-♻RetweetNYT Puts Sales Ahead of National Security
Fri, Dec 16, 2005 at 9:26:19 am PST
The New York Times is absolutely shameless. (Hat tip: Bill.)
On the front page of today’s NEW YORK TIMES, national security reporter James Risen claims that “months after the September 11 attacks, President Bush secretly authorized the National Security Agency to eavesdrop on Americans and others inside the United States... without the court approved warrants ordinarily required for domestic spying, according to government officials.”
Risen claims the White House asked the paper not to publish the article, saying that it could jeopardize continuing investigations and alert would-be terrorists that they might be under scrutiny.
Risen claims the TIMES delayed publication of the article for a year to conduct additional reporting.
But now comes word James Risen’s article is only one of many “explosive newsbreaking” stories that can be found — in his upcoming book!
The paper failed to reveal the urgent story was tied to a book release and sale.
UPDATE at 12/16/05 3:01:31 pm:
Matthew Good writes:
Little Green Footballs claimed that the Times placed the sale of their paper ahead of US National Security, accusing it of being unpatriotic.
Of course, I didn’t write those words; in this case I don’t think the issue of patriotism ever concerned anyone at the New York Times.
Good continues:
This bizarre notion that a government is above reproach once it takes power is a massively dangerous, apathetic, and irresponsible assumption. No democratically elected government has the right to operate beyond the public’s knowledge, no matter how severe the security risk. For to abuse the very basis of liberty is to damage that which claims freedom its greatest virtue.
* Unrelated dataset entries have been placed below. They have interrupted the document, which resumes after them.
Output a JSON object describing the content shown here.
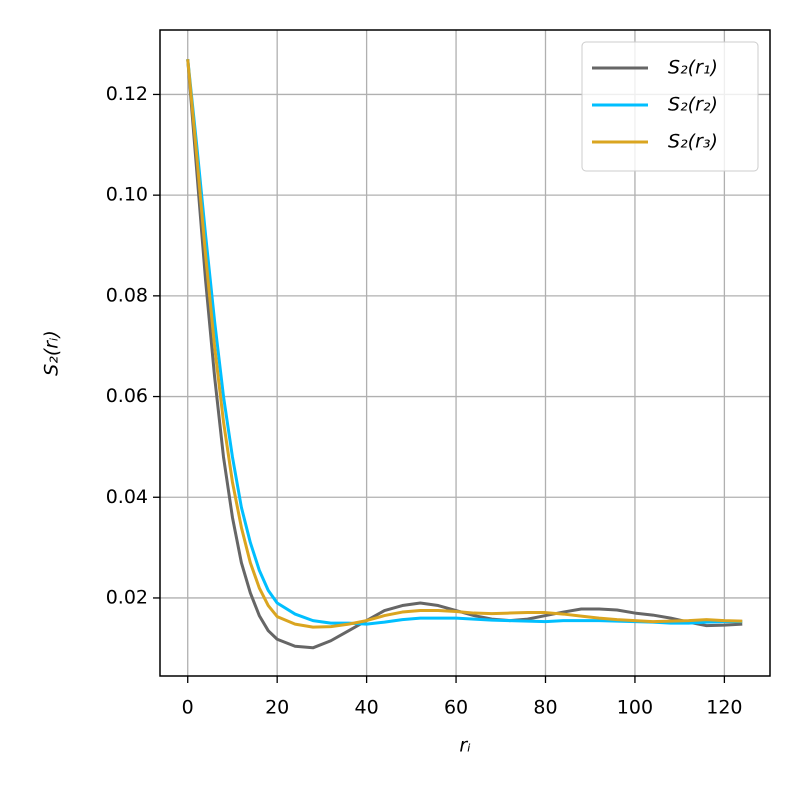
{
  "chart_data": {
    "type": "line",
    "xlabel": "rᵢ",
    "ylabel": "S₂(rᵢ)",
    "x": [
      0,
      2,
      4,
      6,
      8,
      10,
      12,
      14,
      16,
      18,
      20,
      24,
      28,
      32,
      36,
      40,
      44,
      48,
      52,
      56,
      60,
      64,
      68,
      72,
      76,
      80,
      84,
      88,
      92,
      96,
      100,
      104,
      108,
      112,
      116,
      120,
      124
    ],
    "series": [
      {
        "name": "S₂(r₁)",
        "color": "#666666",
        "values": [
          0.127,
          0.105,
          0.083,
          0.064,
          0.048,
          0.036,
          0.027,
          0.021,
          0.0165,
          0.0135,
          0.0118,
          0.0104,
          0.0101,
          0.0115,
          0.0135,
          0.0155,
          0.0175,
          0.0185,
          0.019,
          0.0185,
          0.0175,
          0.0165,
          0.0158,
          0.0155,
          0.0158,
          0.0165,
          0.0172,
          0.0178,
          0.0178,
          0.0176,
          0.017,
          0.0166,
          0.016,
          0.0152,
          0.0145,
          0.0146,
          0.0148
        ]
      },
      {
        "name": "S₂(r₂)",
        "color": "#00bfff",
        "values": [
          0.127,
          0.11,
          0.092,
          0.075,
          0.06,
          0.048,
          0.038,
          0.031,
          0.0255,
          0.0215,
          0.019,
          0.0168,
          0.0155,
          0.015,
          0.015,
          0.0148,
          0.0152,
          0.0157,
          0.016,
          0.016,
          0.016,
          0.0158,
          0.0156,
          0.0155,
          0.0154,
          0.0153,
          0.0155,
          0.0155,
          0.0155,
          0.0154,
          0.0153,
          0.0152,
          0.015,
          0.015,
          0.0152,
          0.0153,
          0.0153
        ]
      },
      {
        "name": "S₂(r₃)",
        "color": "#daa520",
        "values": [
          0.127,
          0.108,
          0.088,
          0.07,
          0.055,
          0.043,
          0.034,
          0.027,
          0.022,
          0.0185,
          0.0163,
          0.0148,
          0.0142,
          0.0143,
          0.0148,
          0.0155,
          0.0165,
          0.0172,
          0.0175,
          0.0175,
          0.0173,
          0.017,
          0.0169,
          0.017,
          0.0171,
          0.0171,
          0.0168,
          0.0164,
          0.016,
          0.0157,
          0.0155,
          0.0153,
          0.0154,
          0.0155,
          0.0157,
          0.0155,
          0.0154
        ]
      }
    ],
    "xlim": [
      -6.2,
      130.2
    ],
    "xticks": [
      0,
      20,
      40,
      60,
      80,
      100,
      120
    ],
    "ylim": [
      0.0045,
      0.1328
    ],
    "yticks": [
      0.02,
      0.04,
      0.06,
      0.08,
      {
        "value": 0.1,
        "label": "0.10"
      },
      0.12
    ],
    "grid": true,
    "legend": "upper right"
  }
}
And again, I didn’t write that our government is above reproach. But another very important freedom is the freedom that citizens have to criticize the media, when they feel the media are acting in a venal self-interested way, against the best interests of our country.
Because the New York Times is certainly not above reproach, either.
Good continues:
Abraham Lincoln once claimed that ‘as a nation of freemen, we must live through all time, or die by suicide.’ And even he, who suspended the right of habeas corpus during his own presidency, may very well have agreed that the United States now finds itself sitting in a room with a handful of pills and a bottle of vodka, momentarily distracted by its own reflection in the mirror.
And I think this reveals much more about Matthew Good than it does about Abraham Lincoln, for whom I would never presume to speak.